Flair and Razor seem game for everything. Flair feels totally on and Razor more than holds his own. I started watching after Razor was already a babyface IC-title mainstay so I can only imagine the hesitation as a fan committing to The Diamond Studd as a main event player. But his alliance with Flair and Heenan paid off.

Savage is a master storyteller. The extended 2-on-1 and the post-match uncertainty about Perfect are the epitome of things missing from today's "story" based matches. Savage (and the WWF in general during this era) were fantastic at hammering home the important tales. Not a big fan of Perfect briefly walking out though because it didn't really have an impetus other than Savage getting beat up for a while. I really do appreciate not turning Hennig into an automatic face based on one angle, but this match feels like Vince had a checklist of moments and put it all together without telling a complete story.

And the ending is just a huge letdown, even taking into account Perfect getting two visual pins.

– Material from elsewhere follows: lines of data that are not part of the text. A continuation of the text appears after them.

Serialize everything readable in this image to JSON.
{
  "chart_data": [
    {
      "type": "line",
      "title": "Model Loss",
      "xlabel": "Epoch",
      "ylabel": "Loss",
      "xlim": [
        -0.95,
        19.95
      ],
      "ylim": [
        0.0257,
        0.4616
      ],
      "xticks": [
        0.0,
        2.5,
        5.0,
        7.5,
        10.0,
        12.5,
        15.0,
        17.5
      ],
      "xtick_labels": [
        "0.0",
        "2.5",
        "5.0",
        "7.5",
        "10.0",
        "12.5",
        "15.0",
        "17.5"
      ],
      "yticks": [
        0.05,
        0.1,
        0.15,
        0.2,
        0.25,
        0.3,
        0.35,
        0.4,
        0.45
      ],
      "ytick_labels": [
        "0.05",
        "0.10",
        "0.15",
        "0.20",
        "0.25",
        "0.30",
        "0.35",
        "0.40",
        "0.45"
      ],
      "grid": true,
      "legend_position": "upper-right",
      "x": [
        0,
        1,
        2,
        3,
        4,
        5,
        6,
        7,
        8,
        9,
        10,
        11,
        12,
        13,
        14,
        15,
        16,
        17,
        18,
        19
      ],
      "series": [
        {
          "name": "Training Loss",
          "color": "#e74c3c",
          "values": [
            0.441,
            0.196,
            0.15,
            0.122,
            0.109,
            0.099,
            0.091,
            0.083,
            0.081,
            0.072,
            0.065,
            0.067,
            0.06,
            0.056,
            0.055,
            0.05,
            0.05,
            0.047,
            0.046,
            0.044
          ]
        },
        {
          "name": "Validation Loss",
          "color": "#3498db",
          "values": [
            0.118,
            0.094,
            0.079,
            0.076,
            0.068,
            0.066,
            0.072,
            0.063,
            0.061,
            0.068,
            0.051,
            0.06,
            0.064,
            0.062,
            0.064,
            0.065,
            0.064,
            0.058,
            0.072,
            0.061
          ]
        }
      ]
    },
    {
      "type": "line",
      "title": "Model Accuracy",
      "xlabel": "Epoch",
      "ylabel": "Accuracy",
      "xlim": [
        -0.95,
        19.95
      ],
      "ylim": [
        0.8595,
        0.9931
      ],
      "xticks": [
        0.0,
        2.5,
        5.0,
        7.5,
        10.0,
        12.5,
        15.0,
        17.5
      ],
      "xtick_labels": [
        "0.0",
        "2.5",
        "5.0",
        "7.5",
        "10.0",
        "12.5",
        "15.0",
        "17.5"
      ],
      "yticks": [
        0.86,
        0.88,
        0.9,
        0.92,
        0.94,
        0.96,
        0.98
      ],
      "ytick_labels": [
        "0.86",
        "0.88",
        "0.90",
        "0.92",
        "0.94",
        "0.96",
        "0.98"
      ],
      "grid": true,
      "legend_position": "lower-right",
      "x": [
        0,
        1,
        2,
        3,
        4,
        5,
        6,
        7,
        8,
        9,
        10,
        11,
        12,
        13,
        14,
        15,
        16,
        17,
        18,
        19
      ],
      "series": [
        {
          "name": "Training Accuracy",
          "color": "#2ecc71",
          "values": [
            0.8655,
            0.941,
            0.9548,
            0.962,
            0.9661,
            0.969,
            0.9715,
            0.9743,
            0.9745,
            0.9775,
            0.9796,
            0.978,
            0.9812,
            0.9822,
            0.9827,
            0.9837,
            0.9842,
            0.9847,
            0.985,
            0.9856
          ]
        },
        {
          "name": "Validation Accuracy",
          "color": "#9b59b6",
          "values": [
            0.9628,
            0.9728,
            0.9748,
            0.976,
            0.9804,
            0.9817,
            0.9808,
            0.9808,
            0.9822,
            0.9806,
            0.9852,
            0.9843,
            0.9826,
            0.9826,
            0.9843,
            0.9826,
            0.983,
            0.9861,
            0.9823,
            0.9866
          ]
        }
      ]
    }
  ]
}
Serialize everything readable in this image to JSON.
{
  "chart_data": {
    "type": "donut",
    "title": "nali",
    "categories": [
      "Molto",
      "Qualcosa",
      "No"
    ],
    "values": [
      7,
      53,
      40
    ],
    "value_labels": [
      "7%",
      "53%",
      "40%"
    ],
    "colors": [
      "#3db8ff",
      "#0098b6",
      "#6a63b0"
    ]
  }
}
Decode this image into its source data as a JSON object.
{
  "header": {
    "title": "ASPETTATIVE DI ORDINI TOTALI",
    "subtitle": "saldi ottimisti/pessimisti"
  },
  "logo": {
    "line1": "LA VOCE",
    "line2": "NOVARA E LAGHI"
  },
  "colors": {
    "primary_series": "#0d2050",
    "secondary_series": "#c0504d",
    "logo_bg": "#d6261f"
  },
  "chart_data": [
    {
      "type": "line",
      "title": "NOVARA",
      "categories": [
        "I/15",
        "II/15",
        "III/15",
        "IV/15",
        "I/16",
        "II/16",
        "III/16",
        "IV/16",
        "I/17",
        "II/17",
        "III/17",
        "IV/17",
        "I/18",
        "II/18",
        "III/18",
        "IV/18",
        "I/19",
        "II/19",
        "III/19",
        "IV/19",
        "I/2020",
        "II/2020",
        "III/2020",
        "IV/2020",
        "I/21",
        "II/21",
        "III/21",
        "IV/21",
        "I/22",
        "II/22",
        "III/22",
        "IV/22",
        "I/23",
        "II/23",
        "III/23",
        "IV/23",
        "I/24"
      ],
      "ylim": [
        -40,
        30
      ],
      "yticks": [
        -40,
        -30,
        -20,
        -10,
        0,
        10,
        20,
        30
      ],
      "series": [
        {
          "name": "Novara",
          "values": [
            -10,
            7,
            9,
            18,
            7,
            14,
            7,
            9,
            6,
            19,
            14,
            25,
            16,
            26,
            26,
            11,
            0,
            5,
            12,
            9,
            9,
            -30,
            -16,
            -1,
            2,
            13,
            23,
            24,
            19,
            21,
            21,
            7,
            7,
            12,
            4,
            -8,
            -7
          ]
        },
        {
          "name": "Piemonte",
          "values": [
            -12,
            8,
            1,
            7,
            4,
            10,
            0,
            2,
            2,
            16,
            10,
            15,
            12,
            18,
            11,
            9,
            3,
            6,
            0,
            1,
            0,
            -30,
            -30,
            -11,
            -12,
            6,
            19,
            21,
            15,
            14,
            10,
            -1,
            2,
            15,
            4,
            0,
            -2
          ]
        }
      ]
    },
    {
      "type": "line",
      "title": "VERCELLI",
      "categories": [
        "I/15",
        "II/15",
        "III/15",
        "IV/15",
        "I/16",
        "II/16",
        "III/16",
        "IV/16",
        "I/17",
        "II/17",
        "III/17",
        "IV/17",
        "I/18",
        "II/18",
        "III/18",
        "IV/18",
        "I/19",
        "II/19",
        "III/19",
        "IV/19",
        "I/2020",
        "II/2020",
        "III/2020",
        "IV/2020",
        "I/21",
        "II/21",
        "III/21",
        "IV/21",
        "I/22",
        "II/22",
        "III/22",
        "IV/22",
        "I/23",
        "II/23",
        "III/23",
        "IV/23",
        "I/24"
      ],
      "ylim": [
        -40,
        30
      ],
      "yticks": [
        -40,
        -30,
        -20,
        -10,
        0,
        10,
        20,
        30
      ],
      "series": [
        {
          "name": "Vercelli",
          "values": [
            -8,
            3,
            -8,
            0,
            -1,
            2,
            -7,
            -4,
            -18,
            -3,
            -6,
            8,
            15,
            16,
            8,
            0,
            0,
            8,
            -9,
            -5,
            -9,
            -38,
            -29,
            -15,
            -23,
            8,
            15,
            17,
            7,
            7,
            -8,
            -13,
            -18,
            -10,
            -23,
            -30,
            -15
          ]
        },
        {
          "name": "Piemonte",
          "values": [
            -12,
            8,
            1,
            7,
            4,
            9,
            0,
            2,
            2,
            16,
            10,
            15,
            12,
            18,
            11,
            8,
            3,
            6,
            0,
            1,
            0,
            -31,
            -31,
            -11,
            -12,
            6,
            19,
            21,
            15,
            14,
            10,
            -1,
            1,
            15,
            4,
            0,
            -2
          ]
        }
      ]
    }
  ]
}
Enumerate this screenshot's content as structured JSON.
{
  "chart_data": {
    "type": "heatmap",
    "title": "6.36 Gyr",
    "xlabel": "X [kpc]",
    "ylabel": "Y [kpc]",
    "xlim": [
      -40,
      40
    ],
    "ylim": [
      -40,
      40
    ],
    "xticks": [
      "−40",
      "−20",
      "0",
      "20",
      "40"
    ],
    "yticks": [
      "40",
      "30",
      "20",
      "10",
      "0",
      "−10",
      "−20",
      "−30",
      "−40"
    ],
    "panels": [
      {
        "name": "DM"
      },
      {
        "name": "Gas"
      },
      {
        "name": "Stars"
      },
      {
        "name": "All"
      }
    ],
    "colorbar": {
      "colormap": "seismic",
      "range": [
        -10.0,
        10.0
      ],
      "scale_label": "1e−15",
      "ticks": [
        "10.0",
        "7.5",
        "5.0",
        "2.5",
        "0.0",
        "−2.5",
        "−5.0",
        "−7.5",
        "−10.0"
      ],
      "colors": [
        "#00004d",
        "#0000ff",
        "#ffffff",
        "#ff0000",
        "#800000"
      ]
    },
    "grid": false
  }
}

If anything, it did get me interested in seeing Perfect against both Flair and Razor, although I don't think the latter match ever happened on TV, PPV or tape.

This is a big case of "what might have been" with Savage getting phased almost totally out of the ring and Flair leaving, this great story doesn't go anywhere other than the famous Raw LLT match.

Also, I guess Vince was desperate for faces with Bulldog and Warrior out because Perfect doing the Halloween Havoc 1995 turn on Savage 3 years early would have been the best thing ever. Pull the trigger on a WWF Flair faction with Flair, Razor, Perfect, Heenan and another threat (debut Bigelow or Luger as the missing piece?) and all of a sudden you have 1993 WWF set up to be the best thing ever.